Of Pioneers and Memories

iStock_000000153645XSmallDuring the hectic weekday morning routine most of us call normal these days, an obituary in the Austin American Statesman begged my attention. Sgt. Major Mary Katherine Steinocher died June 25th. I didn’t know her, but the picture of a young, smiling woman wearing her Women’s Army Corps uniform compelled me to put down my toasted bagel and read on.

In short, Steinocher was a young woman who enlisted in the Army’s WAC program in 1941 and retired in May 1964. Almost 24 years of military service was condensed into a brief sentence, a modest footnote: “She received many medals, awards, and decorations in the service of her country”. It seems to me Sgt. Steinocher was a pioneer, serving in the military during a time when it really didn’t know what to do with women wanting to serve their country.

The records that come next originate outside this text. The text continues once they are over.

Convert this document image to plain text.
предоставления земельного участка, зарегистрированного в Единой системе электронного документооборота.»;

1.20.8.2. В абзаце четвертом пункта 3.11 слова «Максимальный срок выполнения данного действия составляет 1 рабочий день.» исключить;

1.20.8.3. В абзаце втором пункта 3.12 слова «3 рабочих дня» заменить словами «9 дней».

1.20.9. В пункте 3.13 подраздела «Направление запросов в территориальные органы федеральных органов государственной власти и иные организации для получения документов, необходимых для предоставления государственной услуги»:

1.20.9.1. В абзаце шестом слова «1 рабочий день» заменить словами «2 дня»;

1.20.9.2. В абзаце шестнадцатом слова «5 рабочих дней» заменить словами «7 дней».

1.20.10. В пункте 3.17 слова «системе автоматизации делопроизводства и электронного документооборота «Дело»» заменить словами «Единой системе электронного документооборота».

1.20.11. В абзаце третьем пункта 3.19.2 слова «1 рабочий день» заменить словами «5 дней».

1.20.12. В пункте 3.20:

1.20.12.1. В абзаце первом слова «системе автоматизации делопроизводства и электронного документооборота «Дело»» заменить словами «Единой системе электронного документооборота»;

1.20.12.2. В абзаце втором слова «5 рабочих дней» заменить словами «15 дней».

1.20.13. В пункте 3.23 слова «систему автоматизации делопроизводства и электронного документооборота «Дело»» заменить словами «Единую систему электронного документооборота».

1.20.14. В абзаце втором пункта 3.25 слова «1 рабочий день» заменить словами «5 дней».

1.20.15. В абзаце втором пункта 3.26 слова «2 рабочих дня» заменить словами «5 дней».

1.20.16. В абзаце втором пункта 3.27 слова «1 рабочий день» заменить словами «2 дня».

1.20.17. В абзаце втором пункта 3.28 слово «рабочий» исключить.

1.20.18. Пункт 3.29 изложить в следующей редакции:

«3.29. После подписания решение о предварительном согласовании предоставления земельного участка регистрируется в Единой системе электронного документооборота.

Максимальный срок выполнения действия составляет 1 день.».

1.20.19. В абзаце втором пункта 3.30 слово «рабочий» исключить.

It got me thinking about my grandmother, Louise Jackman Orner. She was a pioneer of another sort – a 1921 graduate of Oregon State University (OSU), She went on to become an associate professor of secretarial science at OSU, at a time when society didn’t really know what to do with women wanting professional careers. Another full and complete life, condensed into another brief sentence: “After teaching at Centralia Business College, she became an associate professor in Secretarial Science at Oregon State University, a position she held for 35 years”.

My family created a memorial scholarship at Oregon State to honor Louise. We all feel a connectedness to the institution that my grandmother loved so dearly. We also feel connected to the generations of students her scholarship has supported. I’ll even admit to becoming a bit undone this morning when revisiting the OSU website to see Grandma’s name among the many memorial scholarships noted. It’s as if she hasn’t really left us – her spirit and love of education continue on today, nearly 30 years to the day since her death.

My profession allows me the honor of talking with people who wish to memorialize their loved ones with a gift to the University of Texas Libraries. I tell them their gift will come back to them a thousand times over. I tell them it will keep the name and memories of their loved one fresh and new. If asked, I will tell them it is because of a memorial scholarship created in loving memory of my grandmother, a pioneer.